Image by Mike Licht |
The Chronicle had a nice post in ProfHacker regarding PDF annotation and organization, and Christopher Long has also written in greater detail about how one goes about "Closing the Digital Research Circle". For PDF annotation, syncing, and citing, I strongly suspect Mendeley is going to win the race. As much as I love the idea of Zotero, I just don't use Firefox on any of my machines or mobile devices. (I did enjoy using the open source Aigaion, but once my entire bibliography got trashed while upgrading I decided to stick with the pros). Mendeley can be buggy, but as one person said, "When it works, it works really well," and they're right.
Anyway, that's still just consumption and management of existing content, which is only half the problem. The other is creating and editing manuscripts.

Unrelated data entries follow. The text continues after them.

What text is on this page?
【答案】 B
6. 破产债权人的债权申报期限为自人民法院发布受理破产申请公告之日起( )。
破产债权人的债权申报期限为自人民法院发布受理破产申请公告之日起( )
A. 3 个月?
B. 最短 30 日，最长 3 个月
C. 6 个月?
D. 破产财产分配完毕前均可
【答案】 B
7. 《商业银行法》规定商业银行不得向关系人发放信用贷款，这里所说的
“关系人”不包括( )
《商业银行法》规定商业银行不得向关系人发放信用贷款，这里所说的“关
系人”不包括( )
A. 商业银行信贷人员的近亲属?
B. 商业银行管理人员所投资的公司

In my field, everyone writes papers in LaTeX. Some journals and conferences occasionally permit the submission of Word documents, but personally I have a hard time understanding how anyone can do that without pulling their hair out. The last time I wrote an article in Word I spent several days dealing with misplaced references, unusual figure formats, caption problems, and incompatibility issues. When I write in LaTeX I can just focus on the writing and ignore everything else. (Kind of like writing a program in Java vs. C++)
But how to write LaTeX on the go? Due to a lack of multitasking in the present OS, as well as Apple forbidding any applications that compile code (e.g., no easy way to typeset your documents), what's a body to do?
I recently found LaTeX Lab, which lets you edit and typeset LaTeX Google Docs. Hooray! Almost there!
...sadly, Google Documents are not yet natively editable on the iPad.
I can, of course, remote login to my machines back at the office using virtualization software and edit LaTeX files there, but that just feels so inelegant. So we're not there just quite yet. I'm going to try a few things over the next few weeks and will report back.